Tangible Effects in Local Areas
I know from my own district – where over 5,000 children will be raised out of poverty as a result of ending the cap – the actual impact it’s had. Children wearing £1 wellies as school shoes, children going to bed without food and cold, living in overcrowded, mouldy homes, parents during the holidays relying on food banks for a simple meal or small gift for their kids.
I also see the impact on schools, teachers, social workers, doctors and charities who are already stretched but have to divert time and resources to supporting children who are living with the results of severe deprivation.
Lasting Consequences of Child Poverty
Just one in four pupils from the most disadvantaged families achieve five good GCSEs, compared with nearly three in four among affluent families. This sets them up for the challenges they face throughout their lives: unrealized potential, economic struggles and poor health. Children who were raised in poverty are more likely to be unemployed or poor as adults.
Addressing child poverty isn’t just a moral imperative, it is a future-oriented strategy. Poverty costs the economy significantly more than the three billion pound cost of lifting the two-child cap, or expanding free school meals.
This is the reason we acted urgently in the budget, despite the challenging economic context. Every day with this cap in place sees over a hundred additional children pushed into poverty. The benefits of lifting it won’t happen overnight either, so acting early in the parliament was vital.
The cap was a totem to 14 years of failed conservative ideology. Now it is gone.

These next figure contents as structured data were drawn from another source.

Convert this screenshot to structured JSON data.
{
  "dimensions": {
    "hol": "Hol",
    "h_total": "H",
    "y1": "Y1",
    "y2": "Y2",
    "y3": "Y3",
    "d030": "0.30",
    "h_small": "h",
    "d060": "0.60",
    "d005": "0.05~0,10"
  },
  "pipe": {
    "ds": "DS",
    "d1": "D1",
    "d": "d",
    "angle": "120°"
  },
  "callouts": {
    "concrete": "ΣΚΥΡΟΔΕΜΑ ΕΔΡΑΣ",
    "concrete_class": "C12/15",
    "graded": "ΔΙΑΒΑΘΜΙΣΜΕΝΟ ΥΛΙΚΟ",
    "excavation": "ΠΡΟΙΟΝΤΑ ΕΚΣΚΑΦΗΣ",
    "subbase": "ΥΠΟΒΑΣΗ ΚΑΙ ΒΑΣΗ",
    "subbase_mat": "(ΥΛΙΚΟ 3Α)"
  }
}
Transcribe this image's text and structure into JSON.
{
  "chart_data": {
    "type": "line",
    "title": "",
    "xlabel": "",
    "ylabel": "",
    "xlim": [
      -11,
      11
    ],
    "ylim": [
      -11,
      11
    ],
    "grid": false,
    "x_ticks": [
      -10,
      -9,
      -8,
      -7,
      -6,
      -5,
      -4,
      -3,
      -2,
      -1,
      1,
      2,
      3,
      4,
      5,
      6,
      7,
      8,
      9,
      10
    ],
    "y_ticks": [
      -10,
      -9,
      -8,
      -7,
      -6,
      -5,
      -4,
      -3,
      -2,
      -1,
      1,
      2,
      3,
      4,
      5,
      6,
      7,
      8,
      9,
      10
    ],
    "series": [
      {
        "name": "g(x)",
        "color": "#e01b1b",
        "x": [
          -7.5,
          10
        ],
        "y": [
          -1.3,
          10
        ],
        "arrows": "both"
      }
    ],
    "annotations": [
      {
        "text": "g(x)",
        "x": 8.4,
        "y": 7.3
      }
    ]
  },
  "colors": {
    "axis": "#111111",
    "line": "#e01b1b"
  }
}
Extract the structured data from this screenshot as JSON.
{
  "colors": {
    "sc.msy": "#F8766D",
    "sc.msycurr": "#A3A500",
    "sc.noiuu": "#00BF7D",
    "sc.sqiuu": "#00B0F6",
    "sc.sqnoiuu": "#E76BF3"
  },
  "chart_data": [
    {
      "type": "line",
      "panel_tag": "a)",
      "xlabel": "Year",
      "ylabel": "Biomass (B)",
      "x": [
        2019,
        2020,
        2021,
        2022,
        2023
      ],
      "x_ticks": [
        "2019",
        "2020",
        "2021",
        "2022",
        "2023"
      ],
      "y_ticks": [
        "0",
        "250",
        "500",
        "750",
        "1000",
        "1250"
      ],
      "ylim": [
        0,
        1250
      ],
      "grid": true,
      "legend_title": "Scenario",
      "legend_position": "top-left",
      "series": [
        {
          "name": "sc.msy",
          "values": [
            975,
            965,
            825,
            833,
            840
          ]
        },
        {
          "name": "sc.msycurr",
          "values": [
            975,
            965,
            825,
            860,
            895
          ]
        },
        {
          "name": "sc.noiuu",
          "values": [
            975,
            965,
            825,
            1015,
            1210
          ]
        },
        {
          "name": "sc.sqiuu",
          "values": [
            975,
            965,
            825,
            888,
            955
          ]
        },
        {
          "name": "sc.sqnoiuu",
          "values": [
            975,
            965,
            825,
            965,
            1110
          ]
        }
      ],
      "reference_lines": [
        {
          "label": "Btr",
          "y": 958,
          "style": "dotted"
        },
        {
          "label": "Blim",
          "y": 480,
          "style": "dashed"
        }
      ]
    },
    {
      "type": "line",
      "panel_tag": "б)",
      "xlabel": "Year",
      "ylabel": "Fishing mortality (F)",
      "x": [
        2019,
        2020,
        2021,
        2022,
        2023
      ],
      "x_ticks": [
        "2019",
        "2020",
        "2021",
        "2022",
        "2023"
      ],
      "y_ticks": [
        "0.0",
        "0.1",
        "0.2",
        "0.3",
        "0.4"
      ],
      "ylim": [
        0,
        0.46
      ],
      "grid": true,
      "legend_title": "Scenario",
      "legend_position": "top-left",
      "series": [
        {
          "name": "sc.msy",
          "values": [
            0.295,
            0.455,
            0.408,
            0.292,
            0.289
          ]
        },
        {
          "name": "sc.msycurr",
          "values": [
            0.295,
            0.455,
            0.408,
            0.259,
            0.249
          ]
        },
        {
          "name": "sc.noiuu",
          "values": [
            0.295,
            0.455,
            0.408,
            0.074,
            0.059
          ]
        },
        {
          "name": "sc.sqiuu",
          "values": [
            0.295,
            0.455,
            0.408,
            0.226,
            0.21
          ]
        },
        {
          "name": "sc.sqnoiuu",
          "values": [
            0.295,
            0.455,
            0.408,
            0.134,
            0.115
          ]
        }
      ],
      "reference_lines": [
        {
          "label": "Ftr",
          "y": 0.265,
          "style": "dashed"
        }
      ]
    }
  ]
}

Equitable Financing for Policies
We, as Labour, can also be explicit that these initiatives are being funded in a just way – from a new gaming tax, eliminating tax loopholes and a new “mansion tax”.
Conclusion
Equity and purpose – that’s how we will win the battle of ideas. This budget is a definitive statement that we won the election as Labour, and will govern as Labour. As I consistently said during my campaign to become deputy leader, we must reclaim the political platform and set the agenda more forcefully about what’s really wrong with the country and how we are repairing it. We’ve definitely done that this week.
So let’s keep hold of it and win this fight about how we will renew Britain and address the entrenched inequalities holding us back.